Boss (1979) apresenta um esboço, que ele mesmo considera como uma
exploração inicial, de um novo modo de se pensar as diversas patologias, tanto aquelas
denominadas como físicas, quanto as psíquicas ou mentais. Neste esboço ele organiza
as patologias em quatro grandes grupos, considerando o âmbito de realização do existir
que se mostra mais prejudicado: 1. Ser doente caracterizado por uma perturbação
prevalente na corporeidade do existir; 2. Ser doente caracterizado por uma perturbação
prevalente na espacialidade e na temporalidade de seu ser-no-mundo; 3. Ser doente por
uma perturbação prevalente na realização da disposição (tonalidade afetiva) existencial;
3. Ser doente caracterizado por uma perturbação prevalente na realização do ser-aberto
e da liberdade. Ao mesmo tempo, lembramos que, como os diferentes âmbitos de
realização do existir só se dão em totalidade, quando um âmbito é perturbado em sua
realização, os outros também são afetados de alguma maneira.
Percebemos que as proposições de Boss oferecem elementos importantes para o
esclarecimento das decorrências da violência urbana, como assalto e sequestro, quando
procuramos compreender a experiência e as repercussões da violência na vida de quem
as sofreu como uma maneira de existir que foi ou está afetada de algum modo.

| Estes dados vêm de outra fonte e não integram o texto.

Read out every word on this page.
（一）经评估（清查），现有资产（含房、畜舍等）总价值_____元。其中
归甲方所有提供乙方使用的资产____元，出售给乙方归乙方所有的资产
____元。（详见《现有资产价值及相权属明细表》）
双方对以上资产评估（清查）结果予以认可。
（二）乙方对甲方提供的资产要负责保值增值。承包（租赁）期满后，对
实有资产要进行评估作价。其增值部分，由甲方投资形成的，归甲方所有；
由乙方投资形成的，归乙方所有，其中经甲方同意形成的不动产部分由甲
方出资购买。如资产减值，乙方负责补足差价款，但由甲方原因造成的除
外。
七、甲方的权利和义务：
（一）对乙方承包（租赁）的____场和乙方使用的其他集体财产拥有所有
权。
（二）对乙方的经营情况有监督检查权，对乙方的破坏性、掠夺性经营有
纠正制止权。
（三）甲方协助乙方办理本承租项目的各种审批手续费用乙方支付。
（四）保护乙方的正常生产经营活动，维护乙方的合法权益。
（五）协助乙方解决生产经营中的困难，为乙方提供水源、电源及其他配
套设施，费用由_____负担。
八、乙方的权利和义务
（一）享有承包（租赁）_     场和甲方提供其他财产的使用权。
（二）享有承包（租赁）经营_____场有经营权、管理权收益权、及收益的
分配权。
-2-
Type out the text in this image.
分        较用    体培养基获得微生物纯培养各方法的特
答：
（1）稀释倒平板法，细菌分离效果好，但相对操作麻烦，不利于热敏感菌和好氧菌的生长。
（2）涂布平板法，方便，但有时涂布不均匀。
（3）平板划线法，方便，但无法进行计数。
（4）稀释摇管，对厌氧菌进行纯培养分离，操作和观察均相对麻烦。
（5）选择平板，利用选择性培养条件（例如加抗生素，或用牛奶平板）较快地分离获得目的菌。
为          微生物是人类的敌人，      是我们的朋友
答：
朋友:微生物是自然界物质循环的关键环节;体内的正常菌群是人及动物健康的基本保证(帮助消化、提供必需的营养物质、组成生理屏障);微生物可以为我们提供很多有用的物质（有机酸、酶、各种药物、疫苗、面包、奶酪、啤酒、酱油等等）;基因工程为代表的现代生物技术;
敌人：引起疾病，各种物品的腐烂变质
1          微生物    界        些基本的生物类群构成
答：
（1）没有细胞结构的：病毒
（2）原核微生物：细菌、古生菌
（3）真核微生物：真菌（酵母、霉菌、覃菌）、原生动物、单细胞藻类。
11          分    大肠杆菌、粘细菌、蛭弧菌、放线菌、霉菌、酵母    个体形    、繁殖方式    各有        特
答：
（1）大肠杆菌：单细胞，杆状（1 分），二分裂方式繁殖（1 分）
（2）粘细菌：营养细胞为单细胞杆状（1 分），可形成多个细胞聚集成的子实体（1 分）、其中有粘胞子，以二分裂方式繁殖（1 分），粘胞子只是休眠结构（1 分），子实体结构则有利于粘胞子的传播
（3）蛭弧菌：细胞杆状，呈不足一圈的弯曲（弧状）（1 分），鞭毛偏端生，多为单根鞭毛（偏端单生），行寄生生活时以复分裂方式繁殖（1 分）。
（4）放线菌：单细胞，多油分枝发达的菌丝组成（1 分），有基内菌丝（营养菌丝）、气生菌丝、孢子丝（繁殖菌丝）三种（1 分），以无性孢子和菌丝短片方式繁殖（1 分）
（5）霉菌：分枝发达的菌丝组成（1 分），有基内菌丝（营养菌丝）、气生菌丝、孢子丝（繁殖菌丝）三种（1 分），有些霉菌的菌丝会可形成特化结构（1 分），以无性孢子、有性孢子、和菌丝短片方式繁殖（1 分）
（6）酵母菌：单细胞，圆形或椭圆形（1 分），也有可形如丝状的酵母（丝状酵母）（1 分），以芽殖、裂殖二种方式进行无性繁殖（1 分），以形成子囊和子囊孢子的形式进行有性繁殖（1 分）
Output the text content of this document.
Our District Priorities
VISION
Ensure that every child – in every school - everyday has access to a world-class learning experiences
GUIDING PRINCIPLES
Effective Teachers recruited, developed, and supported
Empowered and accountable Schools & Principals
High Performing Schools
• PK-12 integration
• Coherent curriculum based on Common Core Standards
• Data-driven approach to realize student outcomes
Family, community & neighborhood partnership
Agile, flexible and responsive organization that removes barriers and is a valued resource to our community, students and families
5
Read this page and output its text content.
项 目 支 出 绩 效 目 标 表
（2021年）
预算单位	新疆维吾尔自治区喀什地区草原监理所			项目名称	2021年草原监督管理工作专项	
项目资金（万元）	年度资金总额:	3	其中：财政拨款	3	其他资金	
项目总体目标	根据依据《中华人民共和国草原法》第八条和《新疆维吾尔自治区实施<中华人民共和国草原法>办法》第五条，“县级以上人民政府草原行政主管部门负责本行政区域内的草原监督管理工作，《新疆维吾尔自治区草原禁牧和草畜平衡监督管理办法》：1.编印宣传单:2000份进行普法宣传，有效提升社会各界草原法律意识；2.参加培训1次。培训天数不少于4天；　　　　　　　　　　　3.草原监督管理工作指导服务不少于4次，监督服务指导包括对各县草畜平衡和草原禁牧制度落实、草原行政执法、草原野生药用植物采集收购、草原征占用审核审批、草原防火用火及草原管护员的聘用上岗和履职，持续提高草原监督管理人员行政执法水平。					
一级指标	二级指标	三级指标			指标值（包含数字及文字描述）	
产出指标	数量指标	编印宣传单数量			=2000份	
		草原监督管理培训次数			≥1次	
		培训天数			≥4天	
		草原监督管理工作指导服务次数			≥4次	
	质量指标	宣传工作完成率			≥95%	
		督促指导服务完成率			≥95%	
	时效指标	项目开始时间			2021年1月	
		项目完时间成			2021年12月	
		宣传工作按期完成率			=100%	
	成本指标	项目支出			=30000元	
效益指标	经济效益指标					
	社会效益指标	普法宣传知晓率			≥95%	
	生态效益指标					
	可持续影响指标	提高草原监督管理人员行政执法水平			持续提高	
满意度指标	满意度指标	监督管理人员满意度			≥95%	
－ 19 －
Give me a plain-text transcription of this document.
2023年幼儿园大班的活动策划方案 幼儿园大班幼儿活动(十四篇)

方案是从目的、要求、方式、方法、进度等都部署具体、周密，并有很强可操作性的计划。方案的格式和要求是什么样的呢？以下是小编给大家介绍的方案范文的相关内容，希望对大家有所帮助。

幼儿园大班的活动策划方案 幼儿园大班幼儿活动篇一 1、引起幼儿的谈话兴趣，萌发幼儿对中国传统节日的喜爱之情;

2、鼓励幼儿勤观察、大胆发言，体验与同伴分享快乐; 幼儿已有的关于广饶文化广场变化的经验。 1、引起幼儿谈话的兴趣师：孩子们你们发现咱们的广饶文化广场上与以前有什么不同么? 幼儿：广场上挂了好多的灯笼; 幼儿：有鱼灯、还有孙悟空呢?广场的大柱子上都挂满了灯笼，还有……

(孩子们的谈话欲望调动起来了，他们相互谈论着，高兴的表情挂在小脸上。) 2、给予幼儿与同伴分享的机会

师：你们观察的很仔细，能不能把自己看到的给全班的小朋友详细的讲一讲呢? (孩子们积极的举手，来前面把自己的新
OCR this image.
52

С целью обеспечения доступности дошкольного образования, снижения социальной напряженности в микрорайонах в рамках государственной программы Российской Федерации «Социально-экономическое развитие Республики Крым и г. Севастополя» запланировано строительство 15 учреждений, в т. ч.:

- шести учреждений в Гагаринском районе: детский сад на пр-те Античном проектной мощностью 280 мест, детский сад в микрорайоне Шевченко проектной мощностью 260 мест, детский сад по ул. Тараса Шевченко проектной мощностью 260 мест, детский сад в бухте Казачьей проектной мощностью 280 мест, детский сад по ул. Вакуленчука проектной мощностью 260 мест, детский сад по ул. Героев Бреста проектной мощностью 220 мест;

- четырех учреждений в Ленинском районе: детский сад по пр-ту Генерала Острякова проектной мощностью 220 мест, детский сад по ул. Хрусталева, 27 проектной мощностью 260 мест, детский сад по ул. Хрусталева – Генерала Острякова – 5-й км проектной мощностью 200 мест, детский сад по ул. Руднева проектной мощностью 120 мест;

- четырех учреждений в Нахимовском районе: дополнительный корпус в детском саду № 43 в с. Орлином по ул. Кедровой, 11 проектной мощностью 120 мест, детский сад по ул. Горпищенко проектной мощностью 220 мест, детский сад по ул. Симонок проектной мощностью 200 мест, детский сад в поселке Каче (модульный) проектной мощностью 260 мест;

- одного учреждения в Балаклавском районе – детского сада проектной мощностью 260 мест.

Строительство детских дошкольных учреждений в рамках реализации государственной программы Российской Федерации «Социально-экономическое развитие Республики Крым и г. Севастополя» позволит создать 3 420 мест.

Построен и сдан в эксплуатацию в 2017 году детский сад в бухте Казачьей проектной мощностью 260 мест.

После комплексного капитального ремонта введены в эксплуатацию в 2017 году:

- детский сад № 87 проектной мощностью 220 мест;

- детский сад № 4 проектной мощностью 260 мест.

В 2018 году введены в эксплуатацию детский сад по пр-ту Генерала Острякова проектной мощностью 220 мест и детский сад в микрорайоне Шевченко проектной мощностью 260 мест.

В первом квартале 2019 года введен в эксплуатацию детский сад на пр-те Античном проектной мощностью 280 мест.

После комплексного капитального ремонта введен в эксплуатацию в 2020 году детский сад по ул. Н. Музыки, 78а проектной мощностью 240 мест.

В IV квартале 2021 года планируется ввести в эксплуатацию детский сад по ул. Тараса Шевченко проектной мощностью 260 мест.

Tais
proposições fornecem possibilidades ao pesquisador de observar quais âmbitos da vida
destas pessoas foram mais afetados e, também, esclarecer o sentido e o significado desta
experiência para cada pessoa.
Deste modo, o sofrimento e as decorrências da violência urbana são
compreendidos no presente trabalho como uma maneira de viver que, segundo a
perspectiva daseinsanalítica, está perturbada, revelando restrições na realização de suas
atividades cotidianas, uma vez que as vítimas de violência encontram dificuldade na sua
atuação no trabalho, assim como em manter as atividades de lazer e os relacionamentos
afetivos e sociais.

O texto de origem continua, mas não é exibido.